Potential of Cyanobacterium Spirulina platensis for Eutrophic Water Restoration

Abstract

Around 70% of the world is covered with water but only 2.5% of it is freshwater and even less is available for the ecosystem and humanity. The limited available fresh water is facing increasing challenges from water pollutions and eutrophication is one of the major concerns worldwide. The reason of eutrophication is the presence of excessive amounts of phosphorus and nitrogen in water bodies, which may cause algal blooms and a variety of harms to aquatic ecosystem in association with algal blooms. Among these two components, phosphorus plays a major role in eutrophication control and recovery since atmospheric N2 can be fixed by biological nitrogen fixation (BNF) processes and is therefore of little meaning to control. In this study, we investigated for the first time the potential of using controlled growth of algae and, in particular, filamentous cyanobacterium Spirulina platensis, for eutrophic water restoration. This study investigated the algal cell growth, algal by-product production, and removal of phosphate by S. platensis at different phosphate levels in artificial wastewaters and eutrophic waters. Results indicate that S. platensis could remove 90.17% of phosphorus from artificial wastewaters containing 10 mg/L phosphate in a 16-day cultivation period. When tested for eutrophic water restoration, S. platensis was able to convert hypo-eutrophic, eutrophic, and meso-eutrophic waters to oligotrophic water.

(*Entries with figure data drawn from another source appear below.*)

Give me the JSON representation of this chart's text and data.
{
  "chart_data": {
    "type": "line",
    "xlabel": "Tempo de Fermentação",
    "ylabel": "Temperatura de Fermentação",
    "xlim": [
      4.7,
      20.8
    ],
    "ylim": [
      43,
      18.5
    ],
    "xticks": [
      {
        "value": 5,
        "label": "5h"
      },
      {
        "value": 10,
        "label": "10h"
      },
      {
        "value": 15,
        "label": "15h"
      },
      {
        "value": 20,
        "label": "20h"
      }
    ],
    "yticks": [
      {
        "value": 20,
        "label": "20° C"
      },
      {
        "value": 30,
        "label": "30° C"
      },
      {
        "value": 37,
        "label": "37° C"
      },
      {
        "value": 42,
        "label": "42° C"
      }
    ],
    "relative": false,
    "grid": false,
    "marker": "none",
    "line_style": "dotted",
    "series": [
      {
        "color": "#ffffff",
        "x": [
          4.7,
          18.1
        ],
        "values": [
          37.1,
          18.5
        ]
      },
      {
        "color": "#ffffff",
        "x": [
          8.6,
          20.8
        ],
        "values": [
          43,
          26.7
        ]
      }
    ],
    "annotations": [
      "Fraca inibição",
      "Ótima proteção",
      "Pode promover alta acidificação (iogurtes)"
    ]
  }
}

It was shown that by using 100- micron nylon mesh cloth we could keep biomass concentration to be lower than 0.30±0.02 g/L. In the meantime, light/dark tests indicate that the dissolved oxygen level would not go below the hypoxic level, i.e., 4 mg/L after a 12-hour dark period at biomass concentration up to 1 g/L. These results indicate that it is possible to use S. platensis for both control of point source discharge and eutrophic water restoration.